Watarai a ouvert l'application de discussion et a laissé échapper un souffle lent. Ses doigts, habituellement si sûrs sur l'écran, bougeaient maintenant un peu maladroitement. La nervosité de nos mains qui se touchaient semblait se propager à moi, et j'ai avalé difficilement.

Le moment de vérité était arrivé. Watarai a tapé sur l'image, et juste à ce moment-là « Je suis en Classe 5 avec Watarai ! »

« Pas possible, quelle chance ! Donc ça veut dire que tu es avec Morisaki aussi ? »

La voix portait étonnamment clairement, bien qu'elle ne soit pas très forte. Des filles à proximité venaient de spoiler l'annonce.

Et ce n'était pas seulement à propos de Watarai.

« Le senpai Nakazato et le senpai Hotta sont en Classe 3 ! »

« Pas possible ! Je me demande si on sera dans la même équipe pour le festival sportif. » D'un autre groupe de filles plus jeunes, des regards curieux étaient lancés dans notre direction.

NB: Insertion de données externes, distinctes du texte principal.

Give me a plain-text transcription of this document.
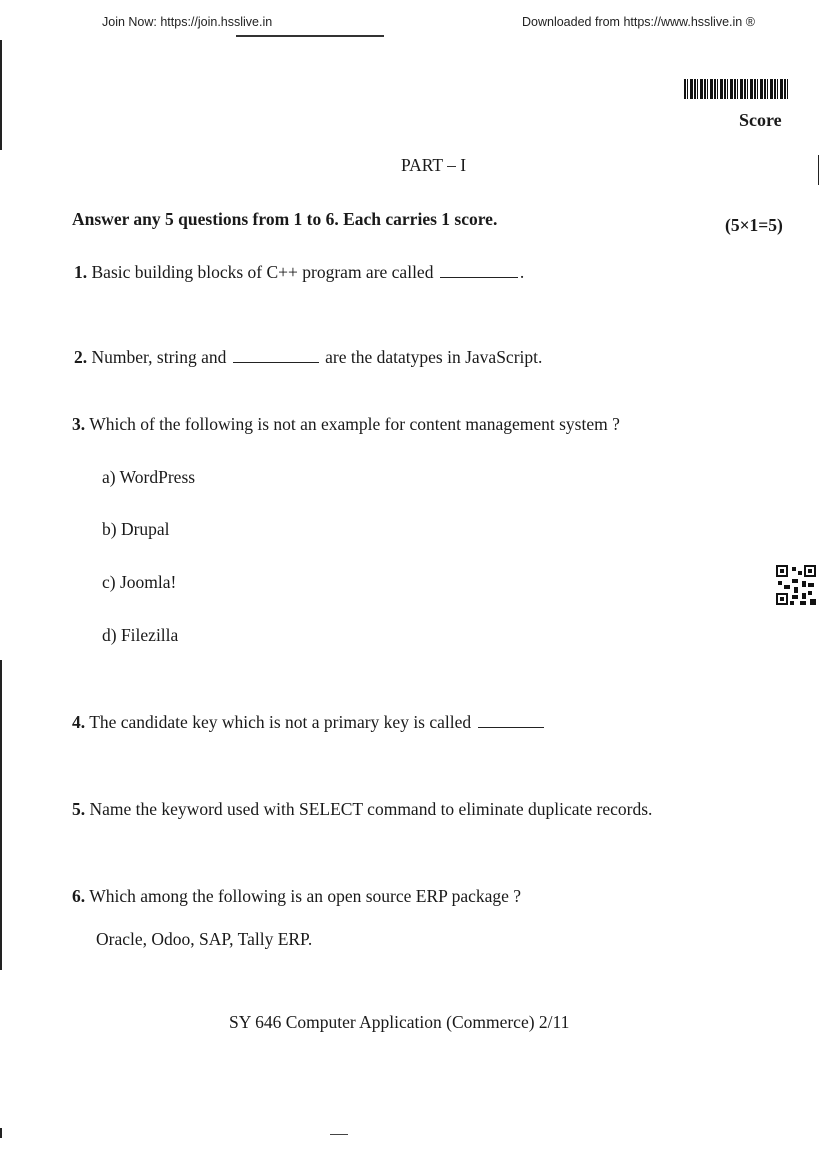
Join Now: https://join.hsslive.in	Downloaded from https://www.hsslive.in ®
Score
PART – I
Answer any 5 questions from 1 to 6. Each carries 1 score.	(5×1=5)
1. Basic building blocks of C++ program are called	.
2. Number, string and	are the datatypes in JavaScript.
3. Which of the following is not an example for content management system ?
a) WordPress
b) Drupal
c) Joomla!
d) Filezilla
4. The candidate key which is not a primary key is called
5. Name the keyword used with SELECT command to eliminate duplicate records.
6. Which among the following is an open source ERP package ?
Oracle, Odoo, SAP, Tally ERP.
SY 646 Computer Application (Commerce) 2/11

Watarai et Morisaki étaient en Classe 5. Nakazato et Hotta étaient en Classe 3. L'excitation s'est terminée avant même que je puisse le voir par moi-même. L'information circule vite quand elle concerne

des beaux garçons remarquables.

J'ai regardé sur le côté. Watarai était figé, comme pétrifié. Derrière lui, Nakazato, Hotta et Morisaki avaient l'air découragés, fixant toujours la liste de classes partiellement agrandie sur leurs écrans. Leurs expressions semblaient dire : « Je voulais le voir moi-même. »

« Peut-être que je suis en Classe 5 aussi. Regardons ensemble. »

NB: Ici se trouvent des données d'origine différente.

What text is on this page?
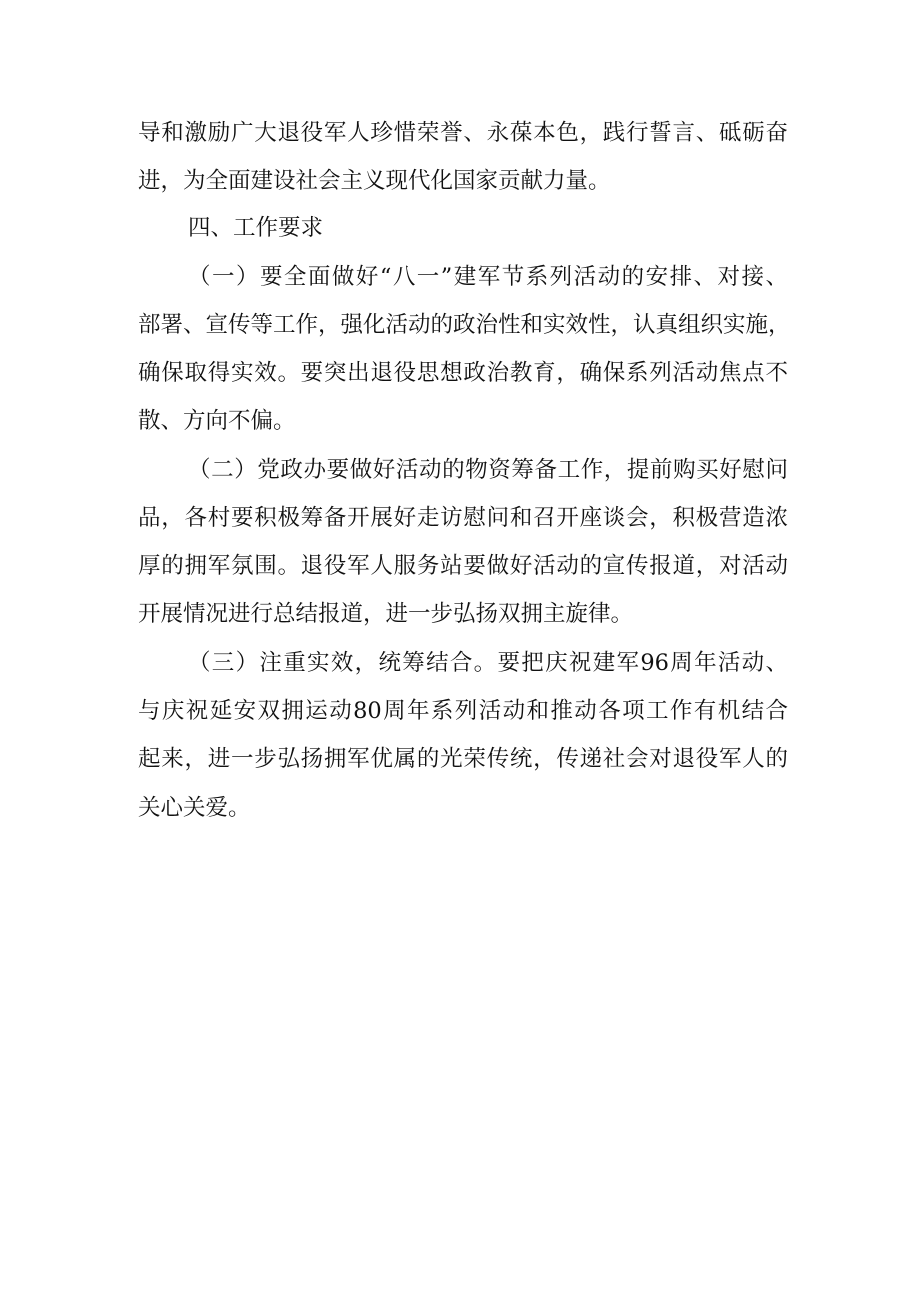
导和激励广大退役军人珍惜荣誉、永葆本色，践行誓言、砥砺奋
进，为全面建设社会主义现代化国家贡献力量。
四、工作要求
（一）要全面做好“八一”建军节系列活动的安排、对接、
部署、宣传等工作，强化活动的政治性和实效性，认真组织实施，
确保取得实效。要突出退役思想政治教育，确保系列活动焦点不
散、方向不偏。
（二）党政办要做好活动的物资筹备工作，提前购买好慰问
品，各村要积极筹备开展好走访慰问和召开座谈会，积极营造浓
厚的拥军氛围。退役军人服务站要做好活动的宣传报道，对活动
开展情况进行总结报道，进一步弘扬双拥主旋律。
（三）注重实效，统筹结合。要把庆祝建军96周年活动、
与庆祝延安双拥运动80周年系列活动和推动各项工作有机结合
起来，进一步弘扬拥军优属的光荣传统，传递社会对退役军人的
关心关爱。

J'ai doucement serré sa main molle. Pendant un instant, j'ai cru voir une faible lueur revenir dans ses yeux. Oui, si nous pouvions finir dans la même classe, ce serait parfait.

Bien sûr, le timing pour ce genre de moment plein d'espoir attire toujours une personne en particulier. « Hioki ! J'ai hâte d'être en Classe 2 ensemble ! »

Le pionnier des fauteurs de troubles, Tsujitani, était arrivé.

« Ah, donc il vient juste d'écraser ce petit drapeau, hein ? »

« Hé, Hioki. Ça te dérange de m'apprendre comment me comporter quand je suis coincé entre des beaux garçons ? »

Derrière Tsujitani se trouvaient Ino et Minase, un autre membre du club qui n'était pas là ce matin. Minase était apparemment en Classe 3 avec Nakazato et Hotta.

Bon, rien de tout ça n'avait d'importance maintenant. « Hé, tu écoutes ? »

Tsujitani a agité la main juste devant moi, mais mon âme s'était envolée loin. À côté de moi, Watarai semblait au-delà du désespoir, plutôt comme s'il avait atteint une sorte d'illumination, et fixait le ciel bleu et clair.

Au milieu d'un temps printanier parfait, cette minuscule bulle d'espace gelé et hivernal s'était formée juste ici. C'était le début de notre troisième année.